Fishing in the Central Valley: This trick can help you become a better angler
As an former Olympic class decathlete and a professional striper guide the one thing I’ve noticed that being distracted keeps most anglers, as well as regular folks, from success. I believe that we are surrounded by a thing I call systemic distraction.
Whether it’s at the gym or out fishing with guests I see people being overwhelmed with a myriad number of messages coming at them from every direction. Getting someone to concentrate for just a minute, and not get pulled away by a cellphone call, text or Instagram that just popped up is difficult. We’ve become adrenaline internet junkies that flit from thing to thing, very rarely being able to really stop and focus on the really important priorities we keep procrastinating. It’s all around us and we carry this destructive busy habit into our fishing too.
On the water with guests, my biggest challenge is getting folks to put away their phone, relax and concentrate on catching some fish. It’s not normal for them to put their phone away and really be in the moment, to actually experience and learn.
My Olympic coaches were masters of setting goals, establishing the workload, and staying on task each and every time they coached.
There was no multitasking, they expected you to be focused completely on the job at hand that workout and any competing distractions were just not allowed.
I realized later that this focus was what separated the winners and the wannabes. Most folks understand the correlation of this in world class training but I suggest that its application to daily lifeis now more important than ever to keep us focused and from running off in all directions.
My point is that distraction can be the biggest reason we don’t improve as anglers.
It’s so innocuous and pervasive in our culture – we tend to overlook this huge energy and life force drain. Taking this bad habit with us when we fish and allowing ourselves to get sucked into just about everything that’s screaming at us for our attention is a trap that keeps us from becoming better.
In our training for the Olympics, we would boil our time down to an exact agenda that we knew worked if we followed it.
It may seem simple.
One of the biggest life lessons I’ve ever been taught- was by a World Record holding athlete who was trying to coach me to get stronger and faster for the 1980 Olympics which the US boycotted.
He initially asked me what kind of training program I had followed. I explained. He took one look at my plan and told me that it would never work. He explained that I was spread out all over the place with my strength training, wasn’t focused and was being distracted by too many different ideas.
The big idea: I needed to realize that I only had a finite amount of physical and mental energy to expend during a single intense workout and I had to use this limited reserve wisely.
He changed my strength workout to only 45 minutes, with nearly complete focus and intensity on a very specific set of only three exercises. No distractions or changes allowed. If I didn’t finish it in the set time, I had to stop. It was very intense.

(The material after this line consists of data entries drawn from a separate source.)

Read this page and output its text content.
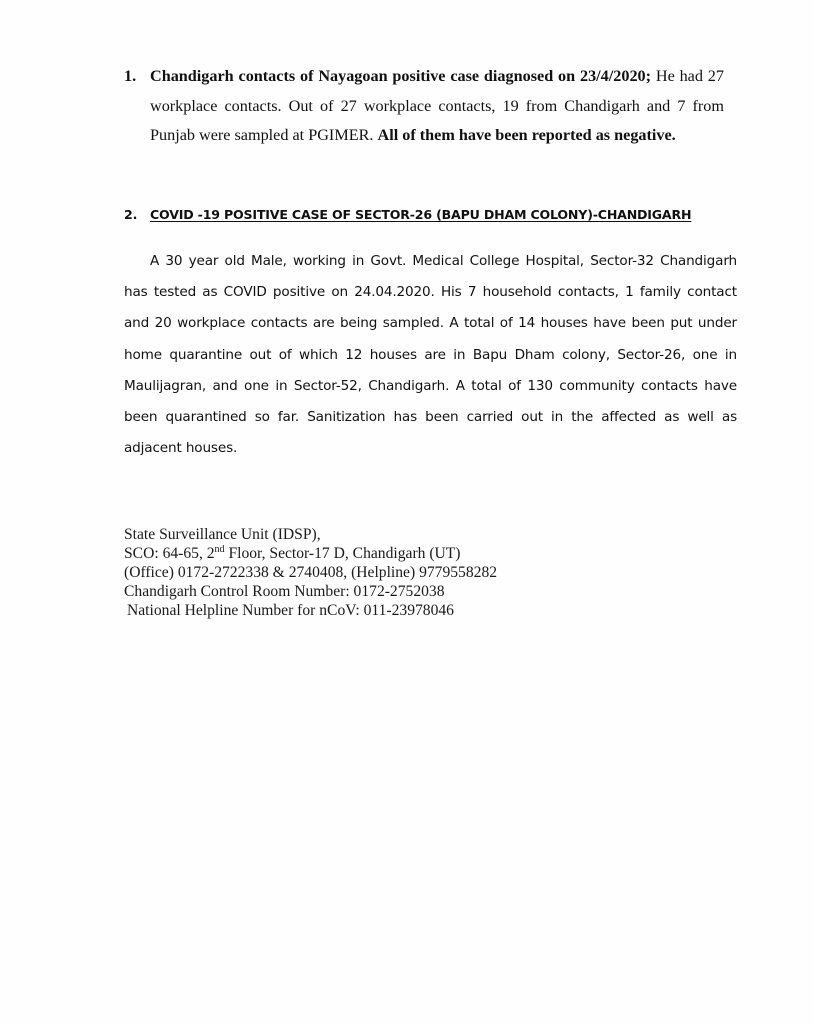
1. Chandigarh contacts of Nayagoan positive case diagnosed on 23/4/2020; He had 27 workplace contacts. Out of 27 workplace contacts, 19 from Chandigarh and 7 from Punjab were sampled at PGIMER. All of them have been reported as negative.
2. COVID -19 POSITIVE CASE OF SECTOR-26 (BAPU DHAM COLONY)-CHANDIGARH
A 30 year old Male, working in Govt. Medical College Hospital, Sector-32 Chandigarh
has tested as COVID positive on 24.04.2020. His 7 household contacts, 1 family contact
and 20 workplace contacts are being sampled. A total of 14 houses have been put under
home quarantine out of which 12 houses are in Bapu Dham colony, Sector-26, one in
Maulijagran, and one in Sector-52, Chandigarh. A total of 130 community contacts have
been quarantined so far. Sanitization has been carried out in the affected as well as
adjacent houses.
State Surveillance Unit (IDSP),
SCO: 64-65, 2nd Floor, Sector-17 D, Chandigarh (UT)
(Office) 0172-2722338 & 2740408, (Helpline) 9779558282
Chandigarh Control Room Number: 0172-2752038
National Helpline Number for nCoV: 011-23978046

He taught me to go to my strength workout totally focused, every set and rep preplanned for maximum benefit and nothing added or subtracted. Each workout built to the next. My strength level skyrocketed in six months.
It was amazing to see how clear focus kept things simple and on track and my energy under control
I was finally focused on doing the right things in the right way and I wasn’t getting distracted by every shiny object that would lead me away from my plan. I no longer allowed anything to interfere with or distract me from what I knew was working.
There was no wasted effort as all of my mental and physical resources were being maximized in a very concentrated and exact way.
Try eliminating as many distractions as you can, especially when you’re on the water and you’ll be a better angler.
Stay strong, stay focused and mentally control what you can. It pays off with results. And never give up.